Artnet News reported last year that the winner was none other than Sotheby’s billionaire owner Patrick Drahi. Sotheby’s declined to comment at the time.
Any ambiguity surrounding that sale came to rest last week after the Art Newspaper revealed it was part of Drahi’s $750 million art collection, based on a cache of leaked documents that surfaced as the result of a hacking incident. Sotheby’s owner amassed more than 200 works of art, with at least 25 of them bought from the auction house between 2015 and 2022. (Drahi paid $3.7 billion for Sotheby’s in 2019 and took it private.)
Another significant work in his collection is Alberto Giacometti’s 9-foot-tall bronze, Grand Femme I (1960), that was consigned to Sotheby’s by billionaire Ron Perelman for a private sale in 2020. Estimated at $90 million it was offered in a “sealed bid” process, with submitted bids reviewed by Sotheby’s general counsel and an outside auditor.
“This is the bespoke sale for a very special work by one of the greatest 20th century artists, designed to both embrace the vast potential field of interest, but also to maintain the privacy that people desire,” Brooke Lampley, then Sotheby’s vice chairman of global fine arts, said at the time.
News of the hack tore through the art market like fire. One market player compared the situation to getting caught dancing naked in the middle of Art Basel Miami Beach. Another said “it was like eating popcorn at the movie theater.”
According to TAN, the French website Reflets published 10 articles in September based on the leaked documents, providing details on Drahi’s collecting and maneuvers to pay lower taxes on acquisitions. The hackers demanded a €5 million ransom from Drahi not to leak at least 140 GB of data, TAN said. Drahi sued the publication, according to the newspaper.
“Mr. Drahi and his family have always paid all taxes due in respect of each related regulation,” Arthur Dreyfuss, CEO of Altice France, told Artnet News in a statement. “The documents that you reference are in the public because of criminal theft. We’re working closely with authorities on this matter.”
Aside from the curiosity and the gawking—and cringing at the hacking and blackmail—the revelation sparked a question. Is buying from your own business at publicly high prices tantamount to market manipulation?
“Nobody should be shocked by this,” said Todd Levin, an art advisor in New York. “If you own a sandbox, you can play anyway you want in it.”
A. Alfred Taubman notoriously bought at Sotheby’s when he owned it privately and later when he became the majority shareholder of the public company. This became evident when his estate was sold at Sotheby’s in 2015, with works by Vincent van Gogh, Pablo Picasso, Henry Moore, and many others previously purchased at the house.

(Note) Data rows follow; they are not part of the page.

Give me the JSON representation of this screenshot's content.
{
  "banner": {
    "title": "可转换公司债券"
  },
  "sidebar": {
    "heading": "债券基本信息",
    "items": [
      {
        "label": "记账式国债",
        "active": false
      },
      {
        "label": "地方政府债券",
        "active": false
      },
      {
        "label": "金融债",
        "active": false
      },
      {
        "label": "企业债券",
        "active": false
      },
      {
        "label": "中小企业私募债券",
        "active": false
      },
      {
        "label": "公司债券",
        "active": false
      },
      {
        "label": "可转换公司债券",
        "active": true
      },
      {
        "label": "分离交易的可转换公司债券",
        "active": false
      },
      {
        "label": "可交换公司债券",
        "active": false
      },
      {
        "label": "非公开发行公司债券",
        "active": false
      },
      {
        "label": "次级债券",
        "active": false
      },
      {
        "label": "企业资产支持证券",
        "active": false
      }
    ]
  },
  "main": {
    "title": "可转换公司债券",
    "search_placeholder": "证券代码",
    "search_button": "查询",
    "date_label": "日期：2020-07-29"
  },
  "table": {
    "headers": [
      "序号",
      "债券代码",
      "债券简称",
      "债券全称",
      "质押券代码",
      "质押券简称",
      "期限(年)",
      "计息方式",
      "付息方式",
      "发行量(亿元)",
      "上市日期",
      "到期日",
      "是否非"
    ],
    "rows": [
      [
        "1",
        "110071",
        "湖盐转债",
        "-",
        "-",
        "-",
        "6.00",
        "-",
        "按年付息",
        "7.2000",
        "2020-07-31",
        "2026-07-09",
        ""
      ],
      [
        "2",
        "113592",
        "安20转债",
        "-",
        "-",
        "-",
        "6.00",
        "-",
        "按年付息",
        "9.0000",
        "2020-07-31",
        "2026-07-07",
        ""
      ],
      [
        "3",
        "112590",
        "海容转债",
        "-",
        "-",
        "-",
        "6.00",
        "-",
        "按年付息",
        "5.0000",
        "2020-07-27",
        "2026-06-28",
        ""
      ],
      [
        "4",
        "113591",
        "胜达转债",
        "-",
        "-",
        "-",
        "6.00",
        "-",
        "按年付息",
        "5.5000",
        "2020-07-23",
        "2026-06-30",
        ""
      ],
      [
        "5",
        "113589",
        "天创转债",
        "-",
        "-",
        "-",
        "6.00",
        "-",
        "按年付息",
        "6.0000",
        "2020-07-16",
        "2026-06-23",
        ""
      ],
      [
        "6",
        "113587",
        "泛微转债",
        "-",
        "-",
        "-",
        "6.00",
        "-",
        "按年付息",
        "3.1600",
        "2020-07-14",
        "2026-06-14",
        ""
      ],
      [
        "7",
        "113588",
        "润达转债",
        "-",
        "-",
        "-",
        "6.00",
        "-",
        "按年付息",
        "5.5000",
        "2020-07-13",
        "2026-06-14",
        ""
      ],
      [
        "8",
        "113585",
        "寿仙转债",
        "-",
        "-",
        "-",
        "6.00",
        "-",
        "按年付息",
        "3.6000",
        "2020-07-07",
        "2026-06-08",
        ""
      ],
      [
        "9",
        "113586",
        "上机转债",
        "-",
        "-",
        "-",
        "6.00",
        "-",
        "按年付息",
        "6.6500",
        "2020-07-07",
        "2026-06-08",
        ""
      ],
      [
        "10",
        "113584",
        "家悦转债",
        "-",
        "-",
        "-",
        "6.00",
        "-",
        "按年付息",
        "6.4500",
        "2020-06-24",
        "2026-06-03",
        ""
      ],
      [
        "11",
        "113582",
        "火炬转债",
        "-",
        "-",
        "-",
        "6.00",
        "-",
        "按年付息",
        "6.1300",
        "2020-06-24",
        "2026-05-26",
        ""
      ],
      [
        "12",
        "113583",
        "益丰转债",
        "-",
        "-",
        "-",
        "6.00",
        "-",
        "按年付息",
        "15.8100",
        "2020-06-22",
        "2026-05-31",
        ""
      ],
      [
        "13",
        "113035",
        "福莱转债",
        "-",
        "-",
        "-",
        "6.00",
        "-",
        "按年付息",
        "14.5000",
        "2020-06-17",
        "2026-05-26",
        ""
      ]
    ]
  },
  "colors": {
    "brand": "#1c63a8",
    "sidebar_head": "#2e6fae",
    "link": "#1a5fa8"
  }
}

Christie’s owner Francois Pinault is known for guaranteeing art at Christie’s, whether to build his collection or prop up a high-value artwork that may have no other buyers. One of these is said to be Roy Lichtenstein’s Nurse, which fetched $95 million in 2015 and remains the Pop artist’s auction record. The Russian owners of Phillips have done the same, according to people familiar with the company.
“To me, an auction house owner anonymously buying from their auction house can be market manipulation as it creates the appearance of more market appetite than there actually is,” said Natasha Degen, chair of art market studies at the Fashion Institute of Technology. “But it’s not so dissimilar to guarantees. Both help prop up prices and project success to external audiences, mainly the public and the media.”
Not everyone agrees.
“We find nothing wrong with auction house owners collecting art, in fact, we applaud it!” Josh Baer wrote in the Baer Faxt newsletter on November 14. “They ‘walk the walk and not just talk the talk’ about collecting art. However, as we have advised for years, we think when they succeed at auction (or in sealed bids, such as for the Giacometti), they should immediately reveal themselves as the buyer.”
Baer said that “the transparency would benefit both showing the truer market of the artists they bought, as well as be more honest as to the actual business viabilities of the auction companies.”